🤖 AI Summary
This work addresses the prevalent overconfidence problem in large language models—particularly RoBERTa—when applied to entity matching tasks. We systematically investigate confidence calibration techniques and propose a multi-strategy calibration framework integrating temperature scaling, Monte Carlo Dropout, and model ensembling. Empirical evaluation is conducted across multiple standard entity matching benchmarks. Results demonstrate that the baseline RoBERTa exhibits significant miscalibration; temperature scaling emerges as the most effective single-method intervention, reducing the Expected Calibration Error (ECE) by up to 23.83%; the full calibrated framework achieves a minimum ECE of 0.0043, substantially improving predictive reliability and decision trustworthiness.
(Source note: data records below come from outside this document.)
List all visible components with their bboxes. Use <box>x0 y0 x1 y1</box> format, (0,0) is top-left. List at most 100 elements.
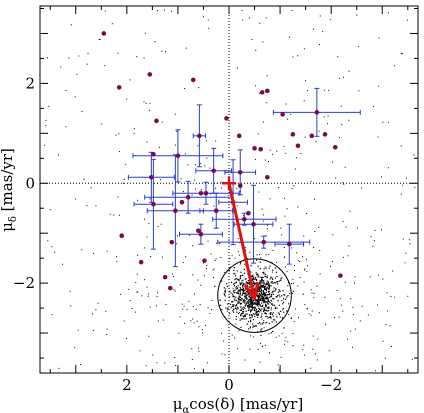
cluster-star <box>281 295 283 297</box>
cluster-star <box>236 311 238 313</box>
field-star <box>359 320 361 322</box>
member-point <box>332 145 338 150</box>
field-star <box>143 101 145 103</box>
field-star <box>238 312 240 314</box>
cluster-star <box>266 301 268 303</box>
cluster-star <box>266 280 268 282</box>
cluster-star <box>248 302 250 304</box>
cluster-star <box>259 276 261 278</box>
cluster-star <box>244 295 246 297</box>
cluster-star <box>241 293 244 295</box>
field-star <box>291 9 293 11</box>
field-star <box>413 154 415 156</box>
field-star <box>306 212 308 214</box>
field-star <box>405 252 407 254</box>
field-star <box>54 251 56 253</box>
cluster-star <box>239 284 242 286</box>
cluster-star <box>259 294 262 296</box>
cluster-star <box>237 302 239 304</box>
cluster-star <box>269 265 271 267</box>
cluster-star <box>280 279 282 282</box>
field-star <box>172 276 174 278</box>
field-star <box>313 28 315 30</box>
field-star <box>137 254 139 256</box>
cluster-star <box>271 303 273 305</box>
errorbar-point <box>195 147 233 194</box>
field-star <box>68 57 70 59</box>
cluster-star <box>272 319 275 321</box>
field-star <box>252 327 254 329</box>
field-star <box>242 315 244 317</box>
cluster-star <box>263 302 265 304</box>
cluster-star <box>257 294 259 297</box>
cluster-star <box>232 305 234 307</box>
field-star <box>215 258 217 260</box>
field-star <box>233 337 235 339</box>
field-star <box>283 197 285 199</box>
field-star <box>318 44 320 46</box>
field-star <box>117 196 119 198</box>
field-star <box>328 89 330 91</box>
cluster-star <box>245 310 247 312</box>
cluster-star <box>257 322 259 325</box>
x-tick-label: 0 <box>224 376 234 394</box>
field-star <box>255 85 257 87</box>
field-star <box>400 52 402 54</box>
cluster-star <box>282 301 285 304</box>
cluster-star <box>224 299 226 302</box>
cluster-star <box>235 275 237 277</box>
field-stars-layer <box>44 9 416 372</box>
field-star <box>297 260 299 262</box>
cluster-star <box>268 291 270 293</box>
field-star <box>211 299 213 301</box>
field-star <box>310 289 312 291</box>
cluster-star <box>274 306 277 308</box>
field-star <box>303 281 305 283</box>
cluster-star <box>290 317 292 319</box>
field-star <box>303 48 305 50</box>
cluster-star <box>271 291 273 294</box>
cluster-star <box>267 300 269 303</box>
field-star <box>70 305 72 307</box>
cluster-star <box>240 306 242 308</box>
cluster-star <box>254 325 256 327</box>
cluster-star <box>276 296 278 298</box>
cluster-star <box>251 314 253 317</box>
field-star <box>299 276 301 278</box>
cluster-star <box>241 274 243 276</box>
cluster-star <box>260 323 262 325</box>
field-star <box>238 254 240 256</box>
cluster-star <box>255 279 258 281</box>
cluster-star <box>261 297 264 299</box>
field-star <box>162 319 164 321</box>
field-star <box>389 325 391 327</box>
cluster-star <box>262 284 264 286</box>
field-star <box>312 335 314 337</box>
cluster-star <box>242 308 244 311</box>
cluster-star <box>248 296 250 298</box>
field-star <box>250 314 252 316</box>
cluster-star <box>258 297 260 299</box>
field-star <box>207 307 209 309</box>
field-star <box>349 210 351 212</box>
field-star <box>342 220 344 222</box>
field-star <box>344 281 346 283</box>
cluster-star <box>270 332 272 334</box>
cluster-star <box>256 302 258 304</box>
cluster-star <box>267 283 269 285</box>
field-star <box>357 46 359 48</box>
errorbar-point <box>272 87 361 137</box>
field-star <box>174 357 176 359</box>
field-star <box>48 105 50 107</box>
field-star <box>235 307 237 309</box>
x-axis-label-main: μ <box>173 395 183 413</box>
cluster-star <box>257 314 259 316</box>
cluster-star <box>238 295 240 297</box>
member-point <box>224 116 229 121</box>
member-point <box>246 210 251 216</box>
cluster-star <box>241 289 244 291</box>
field-star <box>306 307 308 309</box>
field-star <box>319 15 321 17</box>
cluster-star <box>253 276 255 278</box>
cluster-star <box>270 317 272 319</box>
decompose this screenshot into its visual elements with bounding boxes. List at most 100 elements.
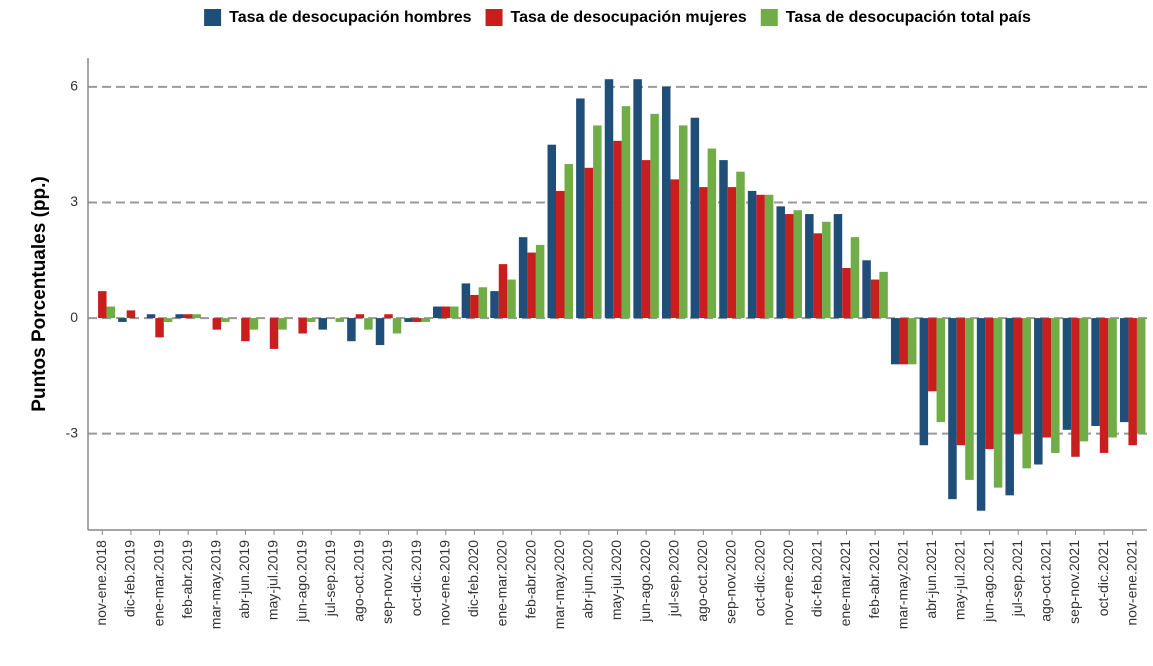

This study establishes a reproducible calibration paradigm and empirical benchmark for deploying LLMs reliably in high-stakes downstream applications.
📝 Abstract
This research aims to explore the intersection of Large Language Models and confidence calibration in Entity Matching. To this end, we perform an empirical study to compare baseline RoBERTa confidences for an Entity Matching task against confidences that are calibrated using Temperature Scaling, Monte Carlo Dropout and Ensembles. We use the Abt-Buy, DBLP-ACM, iTunes-Amazon and Company datasets. The findings indicate that the proposed modified RoBERTa model exhibits a slight overconfidence, with Expected Calibration Error scores ranging from 0.0043 to 0.0552 across datasets. We find that this overconfidence can be mitigated using Temperature Scaling, reducing Expected Calibration Error scores by up to 23.83%.